Set in Marrakech, that opening sequence is fleet, funny and smooth as butter, with a screwball sensibility that raises hopes of a decent — if ridiculously implausible — romantic-comedy ride. And until the fizz-smothering appearance of bland beauty Vanessa Paradis (singer, model and longtime squeeze of Johnny Depp), that’s exactly what we get.
Hired by friends and family members to save unwitting women from settling for the wrong men, Alex has only two rules: Never interfere if the breakup request is motivated by race or religion, or if the woman is genuinely happy. This means he interjects only on behalf of women either unaware that they are miserable or unable to act on it — an inherently insulting premise that only a French farce, and the scruffy jowls of Monsieur Duris, could conceivably pull off.
Assisted by his multilingual sister Melanie (Julie Ferrier) and her electronics-whiz husband Marc (Francois Damiens), Alex screens and stalks, flirts and insinuates himself between his mark and her undesirable paramour. Turning on tears and charm at will, he concocts elaborate back stories designed to melt a girl’s heart, then courteously withdraws before consummation. Having glimpsed ecstasy, his target can’t get away from her loser beau fast enough, and Alex has earned his fee. It’s a booming family business, until he meets Juliette (Paradis), a symphony of gap teeth, knock knees and rampant cheekbones.

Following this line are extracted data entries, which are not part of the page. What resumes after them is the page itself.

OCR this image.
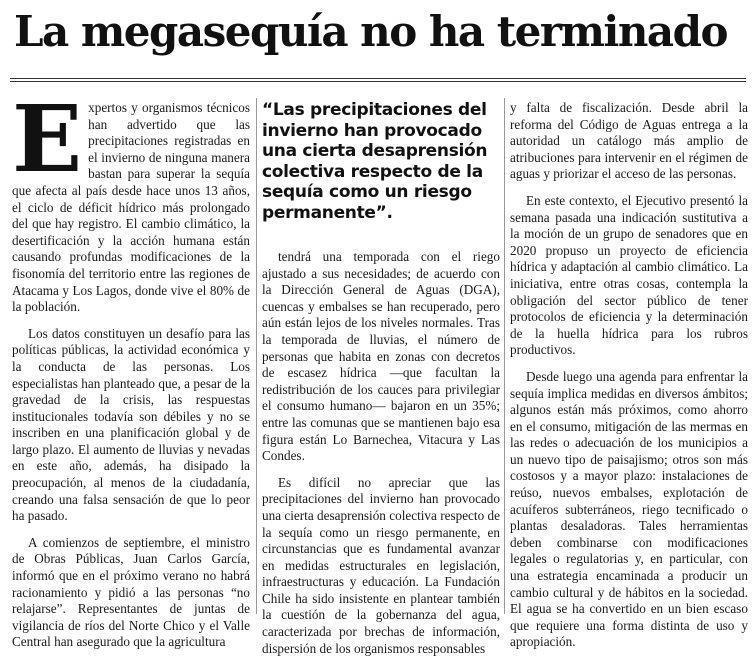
La megasequía no ha terminado

Expertos y organismos técnicos han advertido que las precipitaciones registradas en el invierno de ninguna manera bastan para superar la sequía que afecta al país desde hace unos 13 años, el ciclo de déficit hídrico más prolongado del que hay registro. El cambio climático, la desertificación y la acción humana están causando profundas modificaciones de la fisonomía del territorio entre las regiones de Atacama y Los Lagos, donde vive el 80% de la población.

Los datos constituyen un desafío para las políticas públicas, la actividad económica y la conducta de las personas. Los especialistas han planteado que, a pesar de la gravedad de la crisis, las respuestas institucionales todavía son débiles y no se inscriben en una planificación global y de largo plazo. El aumento de lluvias y nevadas en este año, además, ha disipado la preocupación, al menos de la ciudadanía, creando una falsa sensación de que lo peor ha pasado.

A comienzos de septiembre, el ministro de Obras Públicas, Juan Carlos García, informó que en el próximo verano no habrá racionamiento y pidió a las personas “no relajarse”. Representantes de juntas de vigilancia de ríos del Norte Chico y el Valle Central han asegurado que la agricultura

“Las precipitaciones del invierno han provocado una cierta desaprensión colectiva respecto de la sequía como un riesgo permanente”.

tendrá una temporada con el riego ajustado a sus necesidades; de acuerdo con la Dirección General de Aguas (DGA), cuencas y embalses se han recuperado, pero aún están lejos de los niveles normales. Tras la temporada de lluvias, el número de personas que habita en zonas con decretos de escasez hídrica —que facultan la redistribución de los cauces para privilegiar el consumo humano— bajaron en un 35%; entre las comunas que se mantienen bajo esa figura están Lo Barnechea, Vitacura y Las Condes.

Es difícil no apreciar que las precipitaciones del invierno han provocado una cierta desaprensión colectiva respecto de la sequía como un riesgo permanente, en circunstancias que es fundamental avanzar en medidas estructurales en legislación, infraestructuras y educación. La Fundación Chile ha sido insistente en plantear también la cuestión de la gobernanza del agua, caracterizada por brechas de información, dispersión de los organismos responsables

y falta de fiscalización. Desde abril la reforma del Código de Aguas entrega a la autoridad un catálogo más amplio de atribuciones para intervenir en el régimen de aguas y priorizar el acceso de las personas.

En este contexto, el Ejecutivo presentó la semana pasada una indicación sustitutiva a la moción de un grupo de senadores que en 2020 propuso un proyecto de eficiencia hídrica y adaptación al cambio climático. La iniciativa, entre otras cosas, contempla la obligación del sector público de tener protocolos de eficiencia y la determinación de la huella hídrica para los rubros productivos.

Desde luego una agenda para enfrentar la sequía implica medidas en diversos ámbitos; algunos están más próximos, como ahorro en el consumo, mitigación de las mermas en las redes o adecuación de los municipios a un nuevo tipo de paisajismo; otros son más costosos y a mayor plazo: instalaciones de reúso, nuevos embalses, explotación de acuíferos subterráneos, riego tecnificado o plantas desaladoras. Tales herramientas deben combinarse con modificaciones legales o regulatorias y, en particular, con una estrategia encaminada a producir un cambio cultural y de hábitos en la sociedad. El agua se ha convertido en un bien escaso que requiere una forma distinta de uso y apropiación.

A wine expert and once-wild daughter of a flower tycoon, Juliette is planning a Monte Carlo wedding to Jonathan (Andrew Lincoln), a wealthy Englishman with overbearing parents and an underdeveloped chin. For undisclosed reasons, Juliette’s daddy wants this seemingly perfect relationship ended, an assignment that would normally violate Alex’s principles. But with a relentless loan shark and his East European sidekick lurking unexplained in the wings, Alex’s principles evaporate like the morning mist on the Riviera. Photogenic capers ensue.